By Jeffrey H. Brochin, J.D.
Findings of numerous failures by home health care agency to abide by patient care protocols justified huge per-diem fine imposed by CMS.
The Department of Health and Human Services Departmental Appeals Board (DAB) Civil Remedies Division has upheld CMS’s total sum of $722,500 in per-day civil money penalties (CMPs) imposed on an Indiana home health care agency after finding that the agency did not carry its heavy burden to show that the finding of immediate jeopardy was clearly erroneous. The DAB upheld CMS’s findings that the agency violated its duties under 42 C.F.R. § 484.10 and that its violation of those duties adversely affected patient health (Associated Homecare, Inc. v. CMS, Docket No. C-17-362, Decision No. CR5372, July 24, 2019).
Indiana health survey findings. Associated Homecare, Inc. is a home health agency (HHA) located in Valparaiso, Indiana that participated in the Medicare program. From July 7 through 22, 2016, a surveyor for the Indiana State Department of Health conducted a survey of the HHA in response to a complaint, and found that the HHA was not in compliance with Medicare conditions of participation and that the noncompliance with one of those conditions constituted immediate jeopardy.

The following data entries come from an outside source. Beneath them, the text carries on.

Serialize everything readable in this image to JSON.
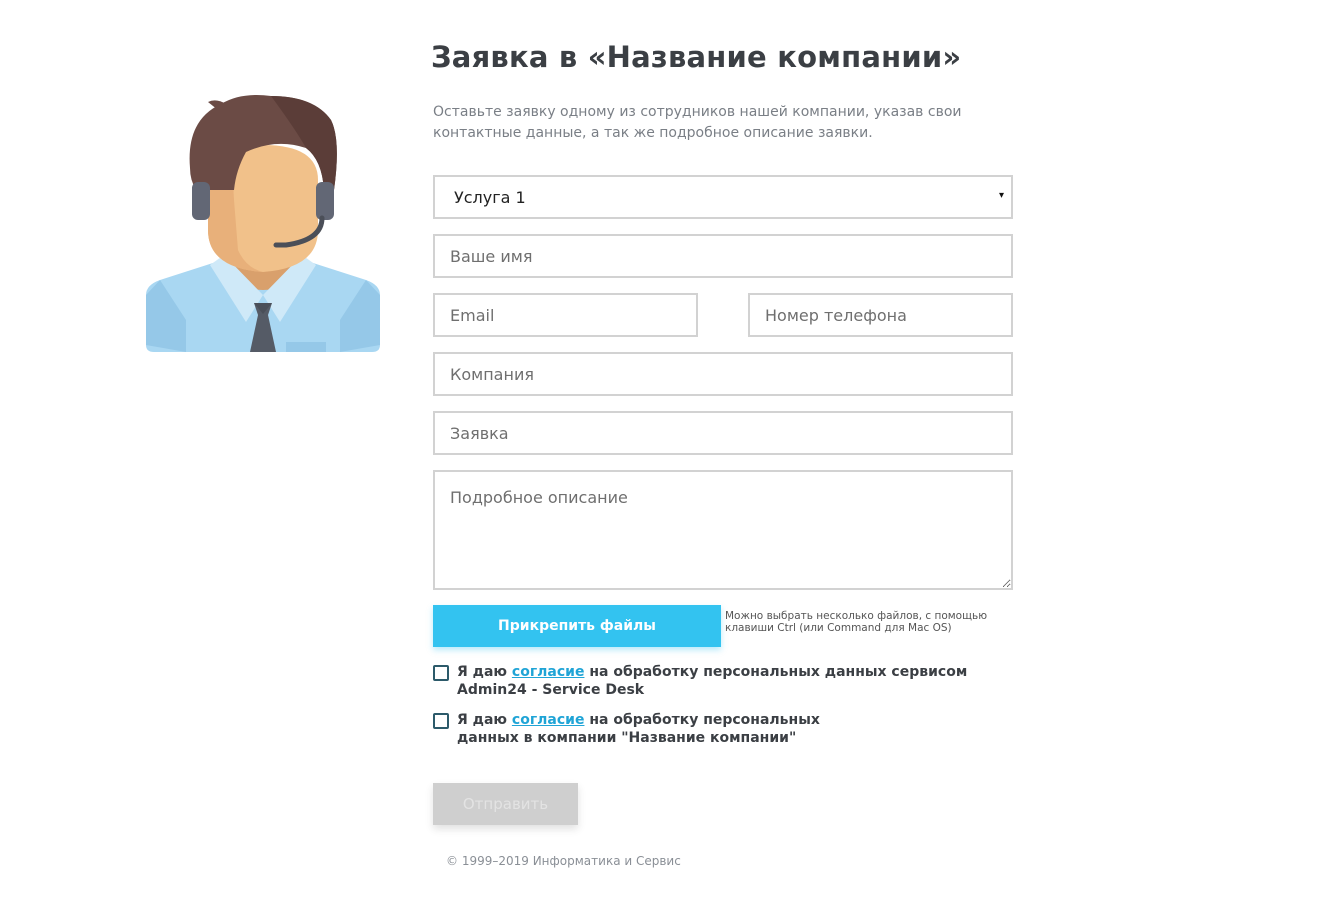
{
  "header": {
    "title": "Заявка в «Название компании»",
    "subtitle": "Оставьте заявку одному из сотрудников нашей компании, указав свои контактные данные, а так же подробное описание заявки."
  },
  "form": {
    "service_select": {
      "value": "Услуга 1",
      "caret": "▾"
    },
    "name_placeholder": "Ваше имя",
    "email_placeholder": "Email",
    "phone_placeholder": "Номер телефона",
    "company_placeholder": "Компания",
    "request_placeholder": "Заявка",
    "description_placeholder": "Подробное описание",
    "attach_label": "Прикрепить файлы",
    "attach_note": "Можно выбрать несколько файлов, с помощью клавиши Ctrl (или Command для Mac OS)",
    "consent1": {
      "prefix": "Я даю ",
      "link": "согласие",
      "suffix": " на обработку персональных данных сервисом Admin24 - Service Desk"
    },
    "consent2": {
      "prefix": "Я даю ",
      "link": "согласие",
      "suffix": " на обработку персональных данных в компании \"Название компании\""
    },
    "submit_label": "Отправить"
  },
  "footer": {
    "text": "© 1999–2019 Информатика и Сервис"
  },
  "colors": {
    "accent": "#33c3f0",
    "link": "#1fa4d6",
    "disabled_button": "#cfcfcf"
  },
  "icons": {
    "avatar": "support-agent-avatar-icon",
    "select_caret": "chevron-down-icon"
  }
}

On August 19, 2016, the state agency conducted a revisit survey of the HHA and found that they had removed the immediate jeopardy conditions as of August 19, 2016, but had not corrected the other condition-level noncompliance identified during the July survey and that they therefore remained out of compliance with Medicare conditions of participation.
On October 28, 2016, the state agency conducted yet another revisit survey and again determined that the HHA was out of compliance with Medicare conditions of participation. On January 27, 2017, the state agency conducted a final revisit survey and found that as of December 20, 2016 the HHA had resumed substantial compliance with all Medicare conditions of participation.
CMS determinations and fines. Based on the state agency surveys, CMS made the following determinations: From July 22 through October 27, 2016, the HHA failed to comply with the conditions of participation at 42 C.F.R. §§ 484.10 and 484.18; from July 22 through August 18, 2016, the HHA’s noncompliance with 42 C.F.R. § 484.10 posed immediate jeopardy to the health and safety of its patients; from July 22 through December 19, 2016, the HHA failed to comply with the conditions of participation at 42 C.F.R. §§ 484.30, 484.36, 484.48, and 484.55; and that effective December 20, 2016, they returned to substantial compliance with all conditions of participation.
CMS imposed per-day CMPs of $8,500 per day effective July 22 through August 18, 2016, for a total of $238,000; $2,000 per day effective August 19 through October 27, 2016, for a total of $140,000; and $6,500 per day effective October 28 through December 19, 2016, for a total of $344,500. After the HHA was notified of the total CMP sum of $722,500, they requested a hearing to challenge the findings.
Issues and DAB findings. The issues before the DAB were whether the HHA failed to comply with Medicare conditions of participation, and, if they failed to so comply, was CMS’s determination that non-compliance with 42 C.F.R. § 484.10 posed immediate jeopardy to patient health and safety clearly erroneous, and, whether the CMPs imposed were reasonable.
The DAB reviewed 16 instances of patient care cited by the state agency and subsequently adopted by CMS. Among the violations uncovered during the surveys were instances where proper wound care was instructed by the patient protocol, yet the HHA reported "no wound records found." Where patient blood pressure or other vitals fell outside of the parameters determined in the protocols, the physician was to be notified, but that was not done. A patient who developed a red and sore area suffered with that condition for two weeks despite having notified the HHA of the condition, yet the records noted it as "a change in patient’s status."
DAB conclusions. The DAB concluded that CMS’s undisputed findings from the July and October surveys demonstrated multiple violations of 42 C.F.R. §§ 484.30 and 484.55, as well as the HHA’s own policies, and that their nurses, RNs and LPNs alike, did not follow the care plans for seven of its patients across the July and October surveys, either by failing to provide necessary care or by providing care not called for in the care plan. The initial assessments of four patients were inadequate or conducted in an untimely fashion.At least three patients affected by assessment deficiencies were in poor health and faced a high risk of serious complications and death. The deficiencies substantially limited the HHA’s capacity to furnish adequate care to its patients and adversely affected patient health and safety. The HHA therefore did not comply with 42 C.F.R. §§ 484.30 and 484.55.
Based on the foregoing, the DAB ruled that the HHA did not meet its burden of establishing that CMS’s immediate jeopardy determinations were clearly erroneous, and they upheld the $722,500 in CMPs.